$2,795,000 Bridge Financing for a 48% Occupied, Un-Anchored, Strip-Retail Center in Norwalk, CA

Rate: Prime + 0.50%
Term: 3 Years
Amortization: Interest Only
Loan to Value: 68.7% LTC
Lender Fee: 0.50%
Prepayment: None
Guarantee: One fund-level guarantee and two individual guarantees.

Transaction Description:

George Smith Partners arranged a $2,795,000 ($267/Building SF) bridge loan to finance the acquisition and re-positioning of a 48% occupied, 10,480 sf strip retail center in Norwalk, CA. The proceeds will be used to acquire the asset and to sub-divide and re-tenant a 6,500 sf, vacant, former automotive space.

Challenges:

The Existing Tenant is paying a rental rate that the capital markets perceived to be at market but below the sponsor’s pro-forma rental rates for the vacant spaces.
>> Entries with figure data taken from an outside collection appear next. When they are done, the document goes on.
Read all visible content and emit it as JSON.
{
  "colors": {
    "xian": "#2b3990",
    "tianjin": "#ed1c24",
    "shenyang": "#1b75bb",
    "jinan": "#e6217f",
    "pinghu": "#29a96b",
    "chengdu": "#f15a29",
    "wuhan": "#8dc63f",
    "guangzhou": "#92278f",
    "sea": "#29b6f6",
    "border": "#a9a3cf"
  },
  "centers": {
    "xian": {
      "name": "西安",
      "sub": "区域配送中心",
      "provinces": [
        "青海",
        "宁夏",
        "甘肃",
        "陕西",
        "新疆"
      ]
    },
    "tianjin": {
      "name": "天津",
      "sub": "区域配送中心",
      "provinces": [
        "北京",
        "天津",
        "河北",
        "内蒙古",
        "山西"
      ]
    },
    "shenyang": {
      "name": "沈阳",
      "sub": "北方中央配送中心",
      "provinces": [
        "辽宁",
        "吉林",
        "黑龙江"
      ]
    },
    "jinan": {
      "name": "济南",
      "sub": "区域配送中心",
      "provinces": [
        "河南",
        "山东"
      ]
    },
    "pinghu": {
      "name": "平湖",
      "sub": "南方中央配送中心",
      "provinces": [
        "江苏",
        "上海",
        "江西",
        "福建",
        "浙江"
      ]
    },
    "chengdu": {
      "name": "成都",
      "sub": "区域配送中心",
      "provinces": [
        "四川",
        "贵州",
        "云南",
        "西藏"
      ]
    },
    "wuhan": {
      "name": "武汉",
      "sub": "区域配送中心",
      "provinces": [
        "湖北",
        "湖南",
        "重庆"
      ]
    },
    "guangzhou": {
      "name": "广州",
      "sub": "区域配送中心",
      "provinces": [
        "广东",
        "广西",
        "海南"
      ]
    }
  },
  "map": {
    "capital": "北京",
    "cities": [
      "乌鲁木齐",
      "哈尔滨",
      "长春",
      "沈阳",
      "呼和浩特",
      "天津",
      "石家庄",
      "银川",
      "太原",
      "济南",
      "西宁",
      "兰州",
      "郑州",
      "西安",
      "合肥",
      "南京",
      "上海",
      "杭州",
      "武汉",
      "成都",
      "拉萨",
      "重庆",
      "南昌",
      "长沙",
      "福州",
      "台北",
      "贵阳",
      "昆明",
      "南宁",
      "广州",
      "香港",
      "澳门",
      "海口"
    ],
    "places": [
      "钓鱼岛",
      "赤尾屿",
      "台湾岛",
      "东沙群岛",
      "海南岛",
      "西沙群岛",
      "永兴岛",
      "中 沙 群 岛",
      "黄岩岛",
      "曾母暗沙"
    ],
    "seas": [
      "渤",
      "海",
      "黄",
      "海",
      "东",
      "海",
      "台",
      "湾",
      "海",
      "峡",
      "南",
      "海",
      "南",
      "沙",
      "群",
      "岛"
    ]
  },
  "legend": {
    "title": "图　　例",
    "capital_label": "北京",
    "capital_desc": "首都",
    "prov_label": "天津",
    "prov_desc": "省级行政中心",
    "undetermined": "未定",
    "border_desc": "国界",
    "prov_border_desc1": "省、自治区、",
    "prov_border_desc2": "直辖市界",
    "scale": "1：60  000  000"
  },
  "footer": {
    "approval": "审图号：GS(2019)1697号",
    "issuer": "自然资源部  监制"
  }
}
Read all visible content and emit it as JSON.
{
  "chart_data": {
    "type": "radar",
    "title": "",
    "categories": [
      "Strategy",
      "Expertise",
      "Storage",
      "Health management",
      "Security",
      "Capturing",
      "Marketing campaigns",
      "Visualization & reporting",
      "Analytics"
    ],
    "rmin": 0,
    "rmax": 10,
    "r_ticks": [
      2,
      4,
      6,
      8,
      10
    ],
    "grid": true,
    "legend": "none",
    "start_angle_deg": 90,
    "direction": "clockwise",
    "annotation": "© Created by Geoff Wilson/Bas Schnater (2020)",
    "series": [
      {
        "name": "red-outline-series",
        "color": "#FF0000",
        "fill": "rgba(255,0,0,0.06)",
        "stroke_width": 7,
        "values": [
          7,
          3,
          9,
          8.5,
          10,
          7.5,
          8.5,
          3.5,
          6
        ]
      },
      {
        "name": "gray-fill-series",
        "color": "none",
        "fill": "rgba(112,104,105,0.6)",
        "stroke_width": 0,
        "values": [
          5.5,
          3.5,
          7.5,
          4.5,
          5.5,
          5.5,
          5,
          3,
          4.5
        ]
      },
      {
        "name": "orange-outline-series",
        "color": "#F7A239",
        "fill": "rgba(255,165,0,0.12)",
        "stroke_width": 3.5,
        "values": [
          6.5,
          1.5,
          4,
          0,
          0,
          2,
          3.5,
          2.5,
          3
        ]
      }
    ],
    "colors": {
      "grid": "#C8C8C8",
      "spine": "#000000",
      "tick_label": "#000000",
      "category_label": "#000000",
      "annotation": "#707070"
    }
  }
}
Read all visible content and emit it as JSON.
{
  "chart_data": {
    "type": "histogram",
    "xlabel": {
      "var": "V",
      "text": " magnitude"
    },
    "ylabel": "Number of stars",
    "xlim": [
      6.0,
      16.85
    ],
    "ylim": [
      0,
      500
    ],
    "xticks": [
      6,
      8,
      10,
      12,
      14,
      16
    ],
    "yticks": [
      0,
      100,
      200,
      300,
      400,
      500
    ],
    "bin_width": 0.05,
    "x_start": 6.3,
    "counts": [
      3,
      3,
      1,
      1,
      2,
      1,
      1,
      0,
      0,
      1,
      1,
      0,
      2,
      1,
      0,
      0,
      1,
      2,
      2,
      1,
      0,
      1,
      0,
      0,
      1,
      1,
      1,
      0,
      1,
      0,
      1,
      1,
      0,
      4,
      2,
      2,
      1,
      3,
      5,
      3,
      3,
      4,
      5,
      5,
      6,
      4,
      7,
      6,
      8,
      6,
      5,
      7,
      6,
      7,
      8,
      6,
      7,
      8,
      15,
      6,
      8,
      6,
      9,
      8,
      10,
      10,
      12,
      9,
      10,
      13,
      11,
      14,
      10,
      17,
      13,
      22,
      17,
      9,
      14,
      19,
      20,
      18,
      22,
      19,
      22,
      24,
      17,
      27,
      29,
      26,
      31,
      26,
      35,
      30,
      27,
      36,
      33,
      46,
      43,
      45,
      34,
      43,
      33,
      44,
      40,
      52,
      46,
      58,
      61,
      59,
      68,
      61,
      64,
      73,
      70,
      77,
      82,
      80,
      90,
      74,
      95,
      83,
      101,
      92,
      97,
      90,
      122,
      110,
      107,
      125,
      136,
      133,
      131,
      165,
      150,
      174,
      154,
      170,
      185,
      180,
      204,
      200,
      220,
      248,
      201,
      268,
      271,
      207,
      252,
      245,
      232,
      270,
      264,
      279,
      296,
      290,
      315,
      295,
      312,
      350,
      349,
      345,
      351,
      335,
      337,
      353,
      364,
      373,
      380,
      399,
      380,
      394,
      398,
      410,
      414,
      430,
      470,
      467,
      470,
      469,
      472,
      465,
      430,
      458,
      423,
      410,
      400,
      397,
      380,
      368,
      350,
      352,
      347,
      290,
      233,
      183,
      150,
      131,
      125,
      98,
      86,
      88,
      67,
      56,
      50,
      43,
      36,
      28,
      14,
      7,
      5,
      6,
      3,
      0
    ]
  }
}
Furthermore, the Appraiser also concluded a market rate at the lower end of the spectrum. This resulted in a lower appraised value and stabilized cash-flow. The Sponsor had a signed LOI at their pro-forma rental rate in hand, but would not be converted into a signed lease until near the escrow closing date.

Solution:

George Smith Partners was able to identify operating expenses in the appraisal that could be adjusted down resulting in a higher net operating income and value. GSP was also able to convince the Lender to raise their LTC constraint given the Sponsorship’s track record of successful retail projects. The final result was a loan amount reflective of the Lender’s term sheet.